Discussed how my mom clearly has anxiety issues. How she seems to want to present a certain face (literally--wearing makeup--and figuratively) to the world. How that may be due to her anxiety (which she'd never admit to). T said how everyone has certain core values, and he'd be interested to know what my mom's are. I asked if she would know, and he said probably not, that most people aren't self-aware enough to know. But they show up in how people interact with the world. He said could give me better understanding of my mom. And that mine seemed different from hers.

I said how in past sessions, he'd mentioned how understanding my mom more could help me. That it could help me have compassion toward her. I said that at first, I felt like that was just invalidating. Like, trying to explain away my mom's behavior instead of thinking of the impact it had on me. T seemed to get that. But I said as I thought about it more, I understood more. How if maybe I understand what was behind it, I wouldn't blame myself so much? He said yes, that in understanding her more, I can put things into context better. I said that made sense (I was kind of quiet and thoughtful during some of this). Like, if I understood she was really anxious on the inside, it would explain why she projected much of that onto me.
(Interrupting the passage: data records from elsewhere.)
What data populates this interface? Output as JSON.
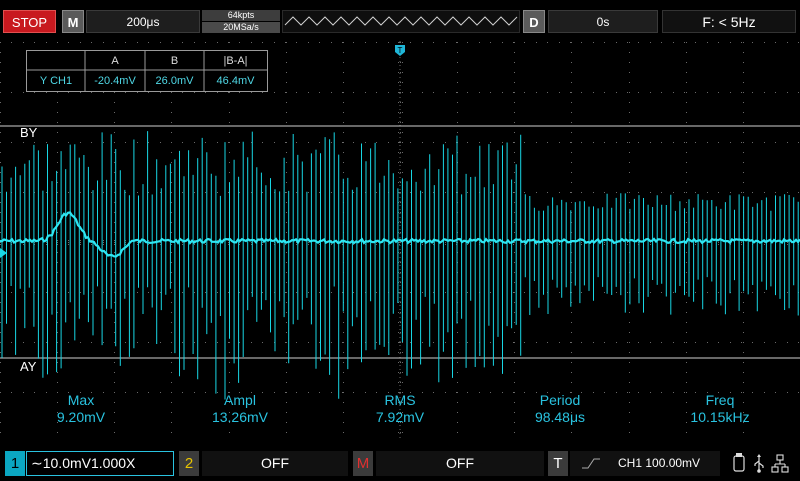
{
  "topbar": {
    "run_state": "STOP",
    "menu_label": "M",
    "timebase": "200μs",
    "memory_depth": "64kpts",
    "sample_rate": "20MSa/s",
    "delay_label": "D",
    "delay": "0s",
    "freq_counter": "F: < 5Hz"
  },
  "trigger_marker": "T",
  "cursor_table": {
    "headers": [
      "A",
      "B",
      "|B-A|"
    ],
    "row_label": "Y CH1",
    "values": [
      "-20.4mV",
      "26.0mV",
      "46.4mV"
    ]
  },
  "cursors": {
    "b_label": "BY",
    "a_label": "AY"
  },
  "measurements": [
    {
      "label": "Max",
      "value": "9.20mV"
    },
    {
      "label": "Ampl",
      "value": "13.26mV"
    },
    {
      "label": "RMS",
      "value": "7.92mV"
    },
    {
      "label": "Period",
      "value": "98.48μs"
    },
    {
      "label": "Freq",
      "value": "10.15kHz"
    }
  ],
  "bottombar": {
    "ch1_num": "1",
    "ch1_coupling": "∼",
    "ch1_scale": "10.0mV",
    "ch1_probe": "1.000X",
    "ch2_num": "2",
    "ch2_state": "OFF",
    "math_num": "M",
    "math_state": "OFF",
    "trig_num": "T",
    "trig_info": "CH1 100.00mV"
  },
  "colors": {
    "trace": "#18d6e4",
    "ch1": "#0ba7c2",
    "stop": "#c8191f",
    "grid": "#6a6a6a"
  }
}
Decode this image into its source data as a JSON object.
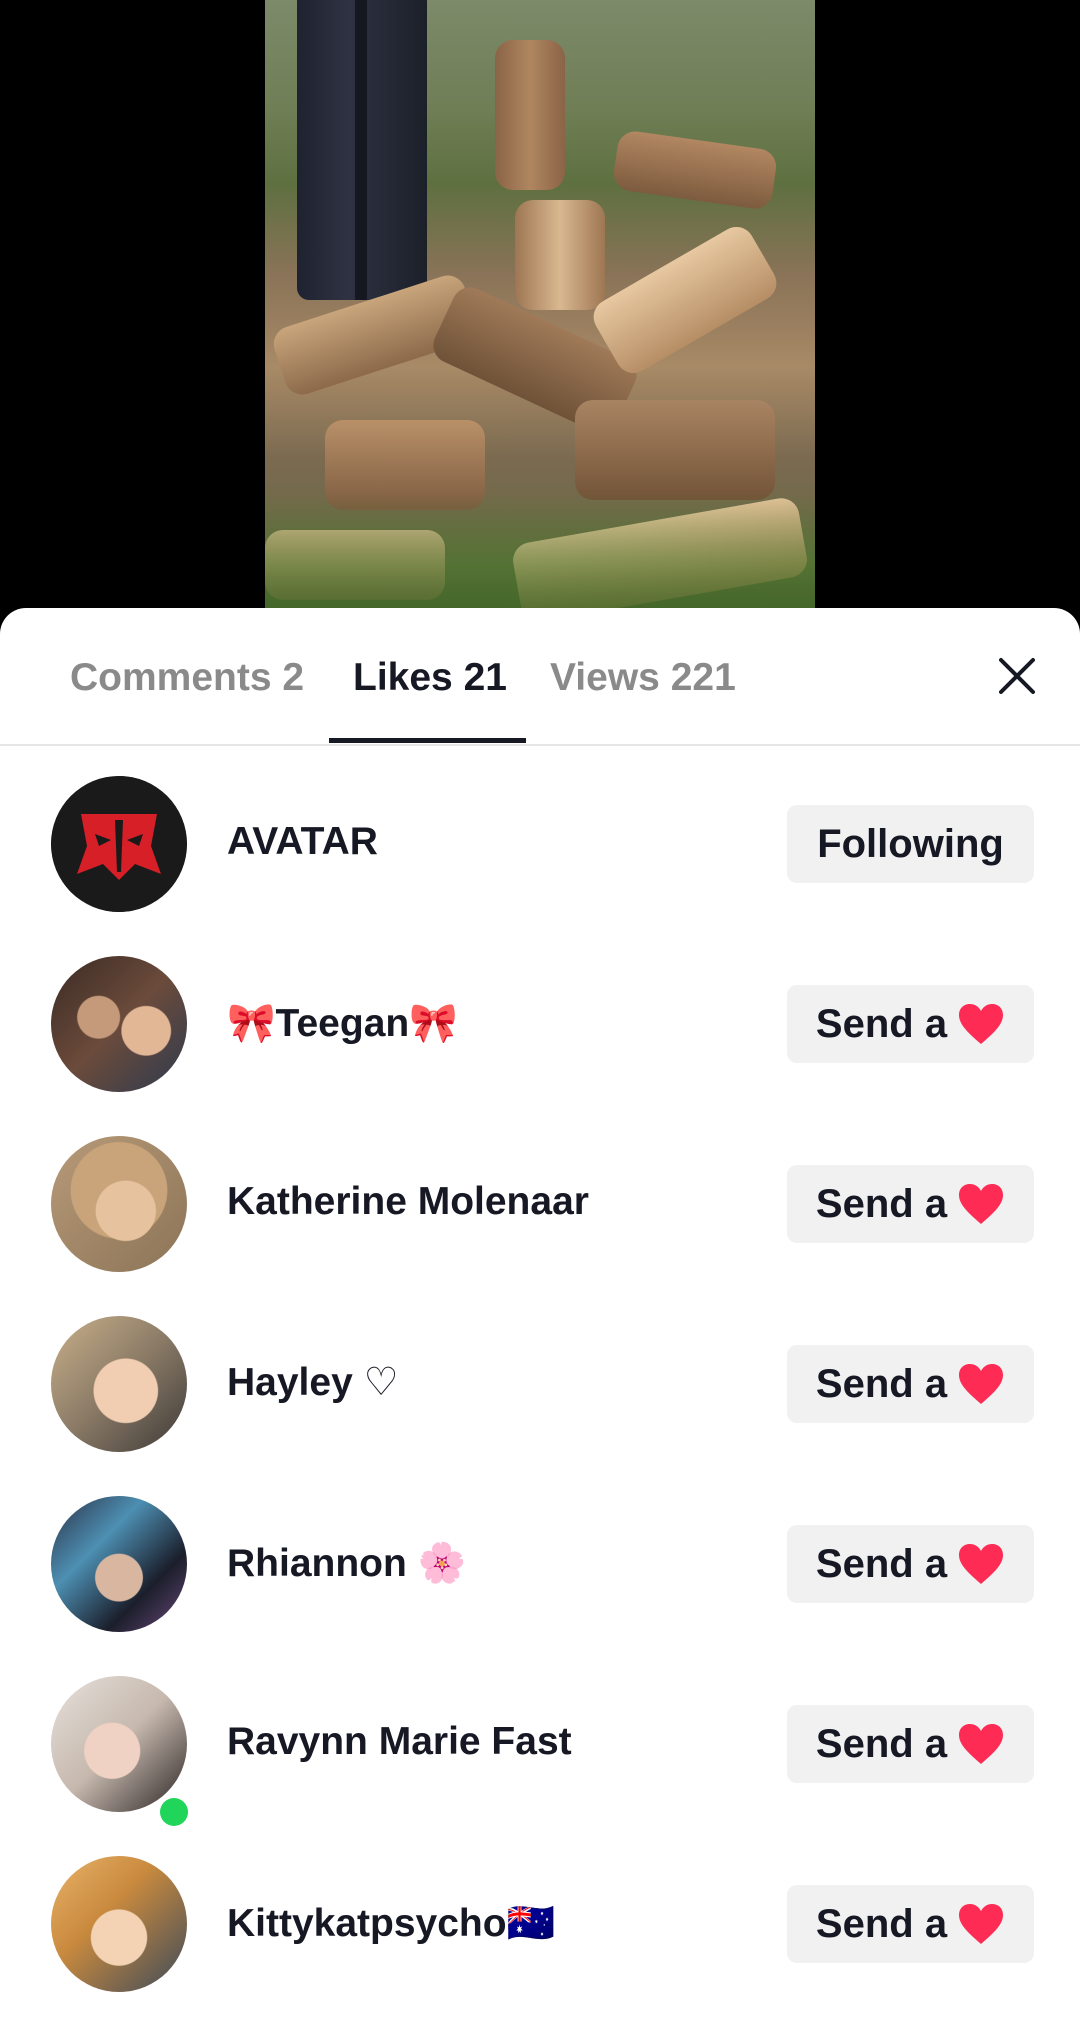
{
  "tabs": {
    "comments": "Comments 2",
    "likes": "Likes 21",
    "views": "Views 221",
    "active": "likes"
  },
  "colors": {
    "heart": "#fe2c55",
    "online": "#20d55a",
    "button_bg": "#f1f1f2",
    "text": "#161823"
  },
  "likes_list": [
    {
      "name": "AVATAR",
      "action": "Following",
      "avatar": "red-mask-avatar"
    },
    {
      "name": "🎀Teegan🎀",
      "action": "Send a",
      "avatar": "photo-avatar"
    },
    {
      "name": "Katherine Molenaar",
      "action": "Send a",
      "avatar": "photo-avatar"
    },
    {
      "name": "Hayley ♡",
      "action": "Send a",
      "avatar": "photo-avatar"
    },
    {
      "name": "Rhiannon 🌸",
      "action": "Send a",
      "avatar": "photo-avatar"
    },
    {
      "name": "Ravynn Marie Fast",
      "action": "Send a",
      "avatar": "photo-avatar",
      "online": true
    },
    {
      "name": "Kittykatpsycho🇦🇺",
      "action": "Send a",
      "avatar": "photo-avatar"
    }
  ]
}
Was end of session. Scheduled, then I went over and paid. He shook my hand, saying "Have a good week" as I said "you, too." He said, "Hopefully I'll get a positive e-mail from you this week" (referring to the PhD program), then, "It's been an hour, maybe you got something?" I said, "No, actually I checked as we were scheduling." He slumped his shoulders down and gave a sad look. I said, "Maybe in the last 2 minutes?" He smiled and said "Take care," I said, "You too" and left.